這些技術性的描述我並不完全懂,但我的感覺是 Giacomo Mastretta 把葡萄奉若神明,他希望最原汁原味地把 Sangiovese 從大地吸收的一切精華完整地傳遞給我們。所以我上面說 Giacomo Mastretta 嘗試把「不干預政策」推到極限。
也因此他們的酒與別的酒感覺很不一樣。相對于其他的酒,我覺得他們像一件還沒有完成的作品。但新的 Monfortino 何嘗不是如此?
Giacomo Mastretta 會不會有一天成為 Sangiovese 世界的 Giacomo Conterno?(他們是同鄉)
這是個很多年以後才可以回答的問題,但我幾乎可以肯定 Giulio Gambelli 此刻在微笑。
我曾經問酒莊為什麼只跟 Giulio 合作了兩個年份,酒莊的人告訴我那是因為老人家的健康狀況,但她補充說﹕However, his input and spirit remains with us.
Grazie, Giulio!
照片來源﹕La Porta di Vertine
補記
以前寫過兩篇 Gambelli’s Children﹕
另外,Soldera 與 Montevertine 可以說是 Gambelli 最顯赫的兩位弟子,也是我自己最喜歡的 Tuscan 酒莊,以前曾有多篇文章介紹,可翻查。
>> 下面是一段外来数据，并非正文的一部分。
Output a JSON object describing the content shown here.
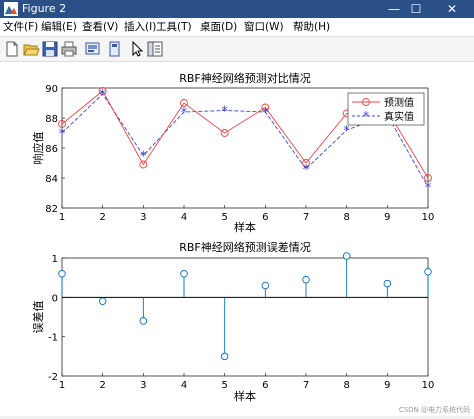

美國一家入口商對La Porta di Vertine 有如下的介紹,可參考﹕
http://www.beekmanwine.com/sortofitalianred.htm
La Porta di Vertine Chianti Classico, 2006 ($24.99) & Chianti Classico Riserva, 2006 ($47.99) – Ten years from now this winery may rival Felsina, Fonterutoli, Fontodi, and Volpaia as the best of Chianti Classico. Right now it is in its infancy, a work in progress, but its potential is outstanding. The recent history of Porta di Vertine began in 2006 when Dan Lugosch, an American real estate developer with family ties to Italy, bought a house with a vineyard near Gaiole in Chianti in the secluded hamlet of Vertine. Unlike most rich newcomers to vineyard ownership, Dan chose not to hire an internationally renowned consultant wine maker. One can only conclude that the man is not primarily interested in producing a Super Tuscan to boost his ego. Passionate about Porta di Vertine in general and Sangiovese in particular, he hired enologist Giacomo Mastretta full time on this tiny estate. Mastretta, previously employed at Chapoutier in the Rhône and La Massa in Tuscany, was given total freedom to run the estate and to purchase additional vineyards. Inspired by his experience at Chapoutier, Mastretta follows strictly organic principles at La Porta di Vertine. The 2.5-hectare vineyard, baptized “Vertine,” sits on top of a series of rolling hills, forming a perfect amphitheater. The steep slope is bathed in sunlight well into the evening, which is why it is referred to as “Conca d’Oro” or golden shell. In addition to the Sangiovese, the vineyard included some Cabernet, Merlot, and Alicante Bouchet, but the AB was immediately grafted over to Sangiovese. Both wines saw extended maceration (skin in contact with the fermenting wine), minimal sulfites, and aging on the lees in traditional Slovenian oak casks as well as oval Austrian casks and double barriques. The Classico contains 5% Cabernet and 5% Merlot. Future vintages will be 100% Sangiovese. It has wonderful aromatics and very good fruit. It is a far more serious wine than most non-riservas and is well worth its price. The Riserva is from the best Sangiovese barrels and is simply stunning. Harmonious and complex, this joyful expression of Sangiovese was rated five stars by Decanter Magazine (“wonderful freshness on the nose, showing spicy fruit with incense, leather, and tobacco. Tangy finish of red cherries.”) and chosen as “Best of Vintage!” Go to www.laportadivertine.it for more information and pictures.
我本人越來越覺得易理解的紅酒不見得是上佳的紅酒
真正好的紅酒能帶給人感動 但必定需要更高的個人能力!!
這是意大利酒的可愛之處
[版主回覆02/27/2012 09:45:18]"你可真逗"!最近看電視劇學了這句北京土話,我想相當于廣東人說"你真搞笑!"。但認真的說,當酒莊不是市場寵兒的時候,便不需要理會酒評人對他的要求(Robert Parker 網站還沒有評這個莊),反而可以「自以為是」,做自己認為好的酒。這有點近乎藝術而不是製造業了!Blessed are the poor!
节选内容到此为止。